Companies kill their ability to deliver value by organizing around their expertise.
Here’s a real world story that shows the dangers of purely optimizing for exploiting your area of expertise.
I recently experienced an IT problem which made it impossible to have calls without significant lag. Video calling felt like I was talking using a walkie talkie. I opened a ticket to get my issue resolved.
The first person I talked asked some questions revolving around their area of expertise and concluded it was not ‘their problem’. They moved it along to someone else. So did the second, the third, the fifth and the ninth person (!!!).
We could visualize it as follows:
We started with an unsolved problem and we end with an unsolved problem, because nobody knew what to do with the problem.
They don’t know which the expertise bucket the problem belongs to, so everyone passes it along to someone else, which means you ultimately end up with the same as with which you started: an unsolved problem.
To make matters worse, with every expert I had to start from scratch and explain the same problem again. Only to hear afterwards: it’s not my problem but someone else’s.
In short, nobody really cared about my problem, they only cared about the problem if it fits with their expertise. If the problem does not fit within their area of expertise in a nice and clean-cut way, then they will struggle to resolve the problem.
The problem is not that they lacked expertise: they had all the expertise necessary to fix my problem. The problem is that they are so highly specialized that they lack the big picture and didn’t leverage all their expertise to fix my problem.
When I did talk to someone who had an understanding across the different areas of expertise, my problem was quickly resolved in less than 10 minutes after wasting at least 8 hours of my time.
Individual Competence Vs. Collective Competence
The organization valued individual competence over collective competence.
The departments prioritized optimized for the utilization of specialized expertise, rather than to optimize for resolving problems regardless of the expertise necessary.
The problem with problems is that they don’t respect the boundaries of your expertise.
This example perfectly illustrates how your expertise can create bottlenecks if you organize around your specialization, instead of the kind of problems your resolving. But these challenges are not limited to support issues only, they are extremely common at all sizes of companies and all kinds of problems.
The Era Before Expertise
When your company grows and does well, at some point you get enough money so you can hire real experts. You know, not the kind that are working at your company, but the kind that are working at much bigger and much more prestigious companies. The kind of smarty pants who have the privilege of putting ex-something on their LinkedIn (YUCK!).
When you interview a CMO, your conversation mostly focuses on marketing. When a CFO applies for a job, you mostly talk finance. When you’re looking for that CTO, you discuss technical topics. You probably also talk about culture, leadership, and other things, but the primary pillar you’re going to assess them by is their expertise in their respective area of interest.
Sounds logical right? That’s precisely what you do if you want to set your organization up for failure.
The Problem with Departments Organized Around Expertise
After the job interviews, the finance expert is heading the finance department, the marketing guru heads up the marketing department and the tech messiah is our new Chief Technology Officer.
They all begin to organize their departments within their realm of understanding: around their expertise.

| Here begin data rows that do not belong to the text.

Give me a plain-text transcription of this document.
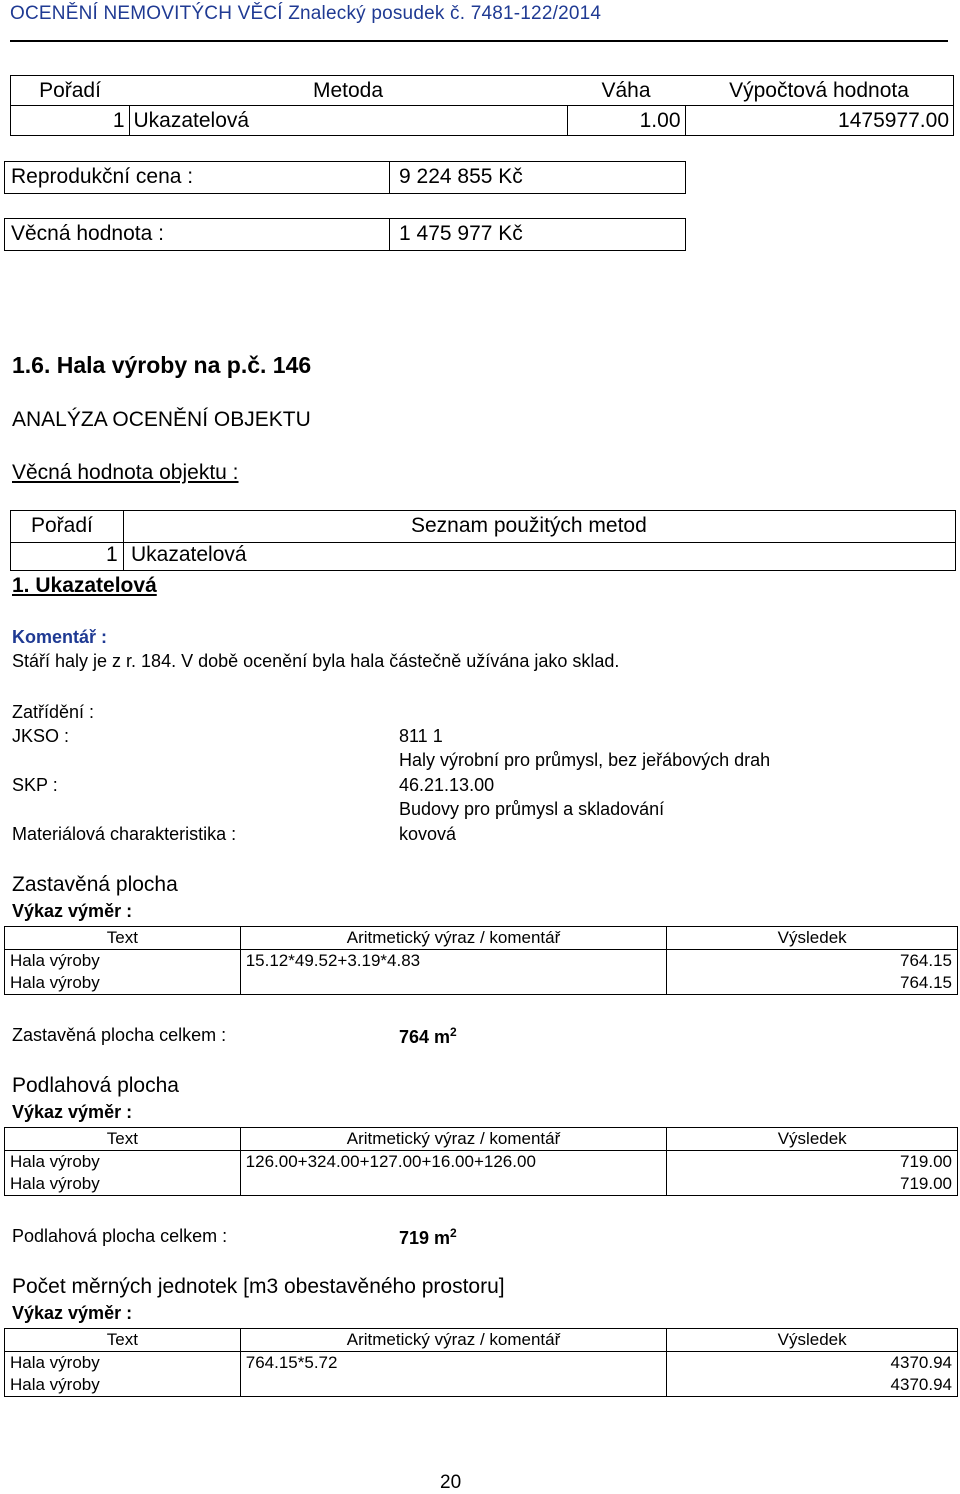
OCENĚNÍ NEMOVITÝCH VĚCÍ Znalecký posudek č. 7481-122/2014
Pořadí	Metoda	Váha	Výpočtová hodnota
1	Ukazatelová	1.00	1475977.00
Reprodukční cena :	9 224 855 Kč
Věcná hodnota :	1 475 977 Kč
1.6. Hala výroby na p.č. 146
ANALÝZA OCENĚNÍ OBJEKTU
Věcná hodnota objektu :
Pořadí	Seznam použitých metod
1 Ukazatelová
1. Ukazatelová
Komentář :
Stáří haly je z r. 184. V době ocenění byla hala částečně užívána jako sklad.
Zatřídění :
JKSO :	811 1
Haly výrobní pro průmysl, bez jeřábových drah
SKP :	46.21.13.00
Budovy pro průmysl a skladování
Materiálová charakteristika :	kovová
Zastavěná plocha
Výkaz výměr :
Text	Aritmetický výraz / komentář	Výsledek
Hala výroby	15.12*49.52+3.19*4.83	764.15
Hala výroby		764.15
Zastavěná plocha celkem :	764 $m^2$
Podlahová plocha
Výkaz výměr :
Text	Aritmetický výraz / komentář	Výsledek
Hala výroby	126.00+324.00+127.00+16.00+126.00	719.00
Hala výroby		719.00
Podlahová plocha celkem :	719 $m^2$
Počet měrných jednotek [m3 obestavěného prostoru]
Výkaz výměr :
Text	Aritmetický výraz / komentář	Výsledek
Hala výroby	764.15*5.72	4370.94
Hala výroby		4370.94
20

And as a consequence, every department is now left chasing a local optimum: doing what’s best for their department. They value their individual area of expertise more than creating collective competence regardless of department.
Experts are hired for their depth. The expertise they have in their respective field. This is disastrous, because having depth doesn’t mean you have aperture.
Ever worked at an organization that, despite having extremely smart and talented people, you struggled to collaborate and to get anything done?
I’ve even worked at organizations that started to perform worse after they hired people that were stronger (on paper). Because they simply lacked understanding of the big picture, and they began to optimize based on the tunnel vision of their expertise.
Yes, we need experts, no you don’t need to organize around pockets of their expertise. A good example is the security departments within companies. Often they create brilliant solutions that work extremely well from the perspective of security, but everyone else in the company suffers from their solutions.
They make simple things extremely difficult, and as a consequence, they reduce and increase risk. People will actually work around their terrible solutions to get things done, and as a consequence, on paper it looks more secure but in practice it will be less secure.
Problems don’t respect the boundaries of your expertise. You must create an environment where you have collective competence and people collaborate to overcome the boundaries of their respective areas of expertise.
The smartest room is the room where everyone is able to contribute based on their area of competence, not the one that looks the best on your org chart.
Forget boundaries of expertise and build bridges of collective competence.
Expert or not, ownership and bias for action is are the qualities that are key over specialization over a topic.
Great post! For me this departmentalisation is all about “The Five Dysfunctions”, in particular the last one: inattention to results.